Assault in 1946, Triple Crown Winner trained by 
Max Hirsch
Assault in 1946, Triple Crown Winner trained by Max Hirsch

Talk with Columbia oldtimers about horse trainers Max Hirsch and Woody Stephens, and you get the idea the Columbia Fairgrounds Stables could put out winners. Once a home for winners, why not now a home for winners?

Hirsch trained Assault, a Triple Crown winner in 1946. Assault was sired by Hirsch’s 1936 Derby winner, Bold Venture, which also sired his 1950 Derby winner, Middleground. Altogether, Hirsch’s horses made $12.2 million over 1,933 wins.

Stephens won five straight Belmont Stakes. In 1983, he won the Eclipse Award as the nation’s top trainer.

Churchill Downs race track, home of the Kentucky Derby
Churchill Downs race track, home of the Kentucky Derby A short visit to the Aiken Thoroughbred Racing Hall of Fame & Museum reveals stories about these trainers and others in Columbia’s horse– training past. Fixed almost equidistant between horse towns Camden and Aiken, Columbia is still naturally suited and sited for horse training – and horse racing.

Some Columbia people are part of the thoroughbred horse racing industry. Camden’s John Fort, graduate of Dreher maybe 40 years ago, is the owner of Coin Silver, one of this month’s Derby contenders. Another Derby horse two weeks ago was Sort It Out, owned by USC graduate Bob McNair of Houston.

A Columbia architect, J. Lesesne Monteith, was investigating horse racetrack surfaces decades ago. Monteith called the front office at the Saratoga racetrack in upstate New York. He asked about tracks in the US with the fastest times. The Saratoga resource didn’t know Monteith was calling from Columbia, but he did say the fastest times used to come from the track at the Columbia Fairgrounds.

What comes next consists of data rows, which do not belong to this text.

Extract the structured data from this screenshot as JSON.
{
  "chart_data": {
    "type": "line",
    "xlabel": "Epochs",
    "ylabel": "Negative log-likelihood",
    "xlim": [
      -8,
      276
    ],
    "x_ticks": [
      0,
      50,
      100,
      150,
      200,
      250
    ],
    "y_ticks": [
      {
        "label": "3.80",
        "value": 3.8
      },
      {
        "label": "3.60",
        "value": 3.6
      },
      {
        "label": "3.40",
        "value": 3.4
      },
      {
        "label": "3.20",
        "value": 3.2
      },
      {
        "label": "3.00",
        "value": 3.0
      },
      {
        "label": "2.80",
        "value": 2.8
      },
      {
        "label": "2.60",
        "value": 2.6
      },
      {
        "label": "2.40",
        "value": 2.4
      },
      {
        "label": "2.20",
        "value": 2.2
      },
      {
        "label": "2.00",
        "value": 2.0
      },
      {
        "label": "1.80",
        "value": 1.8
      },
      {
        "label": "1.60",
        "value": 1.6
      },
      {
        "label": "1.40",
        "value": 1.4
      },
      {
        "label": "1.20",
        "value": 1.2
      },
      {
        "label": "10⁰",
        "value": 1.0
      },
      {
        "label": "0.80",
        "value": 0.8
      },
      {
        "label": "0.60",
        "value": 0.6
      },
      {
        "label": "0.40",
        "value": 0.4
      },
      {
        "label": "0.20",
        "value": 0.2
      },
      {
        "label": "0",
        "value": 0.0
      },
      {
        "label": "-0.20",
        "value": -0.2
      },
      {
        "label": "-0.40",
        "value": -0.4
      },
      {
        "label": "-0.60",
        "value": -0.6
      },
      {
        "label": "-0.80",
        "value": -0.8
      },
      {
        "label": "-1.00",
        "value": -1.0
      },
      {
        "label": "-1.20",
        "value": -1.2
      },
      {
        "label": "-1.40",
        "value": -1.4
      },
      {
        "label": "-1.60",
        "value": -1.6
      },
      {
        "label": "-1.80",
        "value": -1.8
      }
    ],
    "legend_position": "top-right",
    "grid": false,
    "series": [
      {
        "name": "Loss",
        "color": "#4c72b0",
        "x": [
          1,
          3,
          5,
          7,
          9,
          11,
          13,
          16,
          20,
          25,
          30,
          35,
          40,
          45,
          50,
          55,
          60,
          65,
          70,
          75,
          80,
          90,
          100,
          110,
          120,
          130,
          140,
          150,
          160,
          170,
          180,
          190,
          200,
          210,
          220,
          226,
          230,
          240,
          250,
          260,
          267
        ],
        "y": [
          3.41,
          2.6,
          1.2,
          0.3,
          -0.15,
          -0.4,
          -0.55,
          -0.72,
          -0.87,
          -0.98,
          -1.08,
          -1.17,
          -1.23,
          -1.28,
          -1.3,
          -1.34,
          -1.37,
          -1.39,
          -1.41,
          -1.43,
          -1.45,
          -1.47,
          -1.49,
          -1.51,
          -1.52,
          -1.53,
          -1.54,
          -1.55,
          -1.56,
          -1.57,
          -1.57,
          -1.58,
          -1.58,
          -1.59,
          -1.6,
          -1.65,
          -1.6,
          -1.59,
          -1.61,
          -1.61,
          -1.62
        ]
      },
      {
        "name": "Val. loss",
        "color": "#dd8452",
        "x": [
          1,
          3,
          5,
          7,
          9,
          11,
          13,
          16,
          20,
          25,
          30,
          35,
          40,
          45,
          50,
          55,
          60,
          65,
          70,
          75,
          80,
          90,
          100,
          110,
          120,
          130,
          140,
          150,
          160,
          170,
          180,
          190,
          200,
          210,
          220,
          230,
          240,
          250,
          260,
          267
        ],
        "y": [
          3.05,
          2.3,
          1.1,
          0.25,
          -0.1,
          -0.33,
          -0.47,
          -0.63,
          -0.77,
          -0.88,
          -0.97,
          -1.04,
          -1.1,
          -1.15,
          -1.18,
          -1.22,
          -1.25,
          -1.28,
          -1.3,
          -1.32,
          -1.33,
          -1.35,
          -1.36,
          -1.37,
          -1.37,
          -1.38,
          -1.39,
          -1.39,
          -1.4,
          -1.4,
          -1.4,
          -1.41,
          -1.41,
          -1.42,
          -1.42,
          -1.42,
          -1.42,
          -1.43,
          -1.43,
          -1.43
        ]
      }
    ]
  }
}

Training horses not only takes high–wage skilled labor, but it pulls in another industry for further development, if the northeastern and California tracks are reliable guides. Racetracks are beginning to include casino gambling in the same compound for the same ticket holders. Pari–mutuel racing is not enough anymore to draw the crowds.

Well, that’s fine with us Columbians, I hope. We can get pari–mutuel horse racing and casino–style gambling, both at the Fairgrounds or nearby. Please don’t say, “Tacky, tacky.” Even Las Vegas is evolving as a family destination.

There are higher margins at the bar and the restaurant and even the boutique than there are in the casino, but it’s the casino that draws for the bar and the rest. And if that doesn’t suit, don’t go. Plenty of other people will.

The sport of kings, horse racing really reaches across socio–economic divides, combining entry– level employment, lifetime professional pursuits, and fun – yeah, lots of it. Columbia and its stable economy can use a different kind of stable economy, a horse stable economy that brings new people and new money and new fun.